Wednesday, August 11, 2004

It was like a revelation. and all of a sudden everything was ok again.

things happen for a reason, right? or at least she would like to think so.

all it took was that one moment of weakness.

she thought that maybe the best answer would just be to quit. that all of the signs over the past year and a half screamed at her, why are you still here? dont you understand, we throw all of this at you to make you leave?!?

and so she was going to quit. she had fully made up her mind. after this last show it was going to be good-bye. no more. the end. period.

and then he yelled at her. he yelled at her, and she couldnt take it, she broke down... completely. because the pressure was just too much to take anymore.

and so she took her aside, and asked what was wrong. and she told her, she told her through the sobs, through the pain, that she was done. she was done, and she wasnt coming back.

but that was not the answer that she wanted to hear, and she told her she was too good, and worked too hard, and loved it too damn much too just quit. she yelled at her. she yelled at her, and told her these things. and then held her while she cried.

and so she accepted her defeat, and decided it wasnt the end. maybe just a break.

and then today all of a sudden it all made sense. yes all of these horrible things were happening. and it seemed like everything was falling apart, but hell, opportunity was knocking at her doorstep.
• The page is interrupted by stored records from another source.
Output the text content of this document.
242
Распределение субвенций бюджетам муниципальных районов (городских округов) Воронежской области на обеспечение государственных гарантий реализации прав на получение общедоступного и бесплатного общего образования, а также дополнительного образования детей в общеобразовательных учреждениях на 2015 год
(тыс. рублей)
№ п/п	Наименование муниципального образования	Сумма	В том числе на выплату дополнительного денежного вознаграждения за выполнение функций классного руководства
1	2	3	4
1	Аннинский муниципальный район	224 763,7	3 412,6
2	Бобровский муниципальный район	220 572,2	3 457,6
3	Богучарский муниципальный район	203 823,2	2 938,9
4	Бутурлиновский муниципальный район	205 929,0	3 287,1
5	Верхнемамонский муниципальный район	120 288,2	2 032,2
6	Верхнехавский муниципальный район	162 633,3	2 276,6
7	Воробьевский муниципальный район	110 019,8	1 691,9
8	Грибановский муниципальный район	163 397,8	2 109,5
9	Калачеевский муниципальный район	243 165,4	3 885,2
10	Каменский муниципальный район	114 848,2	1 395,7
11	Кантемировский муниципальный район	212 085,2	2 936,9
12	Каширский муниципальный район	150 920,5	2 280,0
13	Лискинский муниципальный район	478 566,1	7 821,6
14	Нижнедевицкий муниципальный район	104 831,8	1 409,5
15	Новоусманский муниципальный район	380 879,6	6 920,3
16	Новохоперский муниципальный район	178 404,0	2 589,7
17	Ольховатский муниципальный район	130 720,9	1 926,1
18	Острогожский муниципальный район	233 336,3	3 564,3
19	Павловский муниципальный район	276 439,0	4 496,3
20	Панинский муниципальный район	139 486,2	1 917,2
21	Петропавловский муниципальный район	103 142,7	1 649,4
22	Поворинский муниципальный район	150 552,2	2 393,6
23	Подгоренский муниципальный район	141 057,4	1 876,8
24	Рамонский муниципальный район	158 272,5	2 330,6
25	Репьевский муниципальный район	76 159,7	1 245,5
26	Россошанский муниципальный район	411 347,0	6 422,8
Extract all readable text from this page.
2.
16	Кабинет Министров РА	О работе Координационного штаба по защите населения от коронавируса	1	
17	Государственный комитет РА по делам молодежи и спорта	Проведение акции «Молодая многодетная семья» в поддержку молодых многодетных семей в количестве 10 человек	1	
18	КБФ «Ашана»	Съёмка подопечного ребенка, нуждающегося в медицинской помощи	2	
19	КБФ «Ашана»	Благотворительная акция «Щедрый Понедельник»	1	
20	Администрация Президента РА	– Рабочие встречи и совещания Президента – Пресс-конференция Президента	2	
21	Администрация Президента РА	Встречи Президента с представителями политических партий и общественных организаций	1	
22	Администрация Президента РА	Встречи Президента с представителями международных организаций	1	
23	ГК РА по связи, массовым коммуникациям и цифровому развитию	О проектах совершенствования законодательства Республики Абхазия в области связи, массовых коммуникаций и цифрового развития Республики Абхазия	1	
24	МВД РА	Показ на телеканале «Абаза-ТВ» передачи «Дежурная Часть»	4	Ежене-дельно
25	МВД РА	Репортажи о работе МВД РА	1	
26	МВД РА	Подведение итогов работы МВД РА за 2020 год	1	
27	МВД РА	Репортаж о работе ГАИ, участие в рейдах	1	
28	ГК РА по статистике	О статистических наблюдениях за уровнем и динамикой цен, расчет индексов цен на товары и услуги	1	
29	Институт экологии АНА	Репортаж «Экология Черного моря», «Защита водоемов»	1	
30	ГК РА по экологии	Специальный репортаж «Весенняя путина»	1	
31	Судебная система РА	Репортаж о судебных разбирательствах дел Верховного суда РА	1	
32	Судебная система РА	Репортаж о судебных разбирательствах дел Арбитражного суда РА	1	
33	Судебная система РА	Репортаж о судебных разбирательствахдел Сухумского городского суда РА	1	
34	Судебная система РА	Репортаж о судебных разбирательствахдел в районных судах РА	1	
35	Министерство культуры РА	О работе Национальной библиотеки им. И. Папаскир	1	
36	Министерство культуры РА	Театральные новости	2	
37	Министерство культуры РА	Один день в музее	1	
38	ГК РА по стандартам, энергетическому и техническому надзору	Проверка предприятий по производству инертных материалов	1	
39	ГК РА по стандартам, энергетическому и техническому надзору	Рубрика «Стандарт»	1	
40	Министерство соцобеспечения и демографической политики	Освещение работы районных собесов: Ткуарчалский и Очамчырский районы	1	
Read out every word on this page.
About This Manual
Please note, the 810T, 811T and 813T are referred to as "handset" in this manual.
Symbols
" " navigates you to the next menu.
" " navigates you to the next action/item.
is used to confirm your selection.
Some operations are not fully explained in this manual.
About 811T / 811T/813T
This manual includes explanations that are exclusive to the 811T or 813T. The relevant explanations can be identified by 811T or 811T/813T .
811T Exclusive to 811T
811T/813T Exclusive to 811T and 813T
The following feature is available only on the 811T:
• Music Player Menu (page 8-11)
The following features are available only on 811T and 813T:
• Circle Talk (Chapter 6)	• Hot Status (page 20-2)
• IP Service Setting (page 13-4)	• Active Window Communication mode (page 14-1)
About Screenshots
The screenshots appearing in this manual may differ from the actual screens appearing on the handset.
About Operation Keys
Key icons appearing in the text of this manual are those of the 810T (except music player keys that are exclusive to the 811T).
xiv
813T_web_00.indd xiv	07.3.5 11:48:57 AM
how lucky was it that new opportunities were as close to home as they were?

what are the odds of that? what are the odds?

lucky. damn lucky.

so even though it may be tough, and even though it may be not exactly what she wanted, it is better than anything else she could ask for at the moment. and to let that pass her by would be pretty darn stupid.

sometimes, all it takes is a little perspective on the situation.

and a little bit of luck.

so this is what growing up feels like?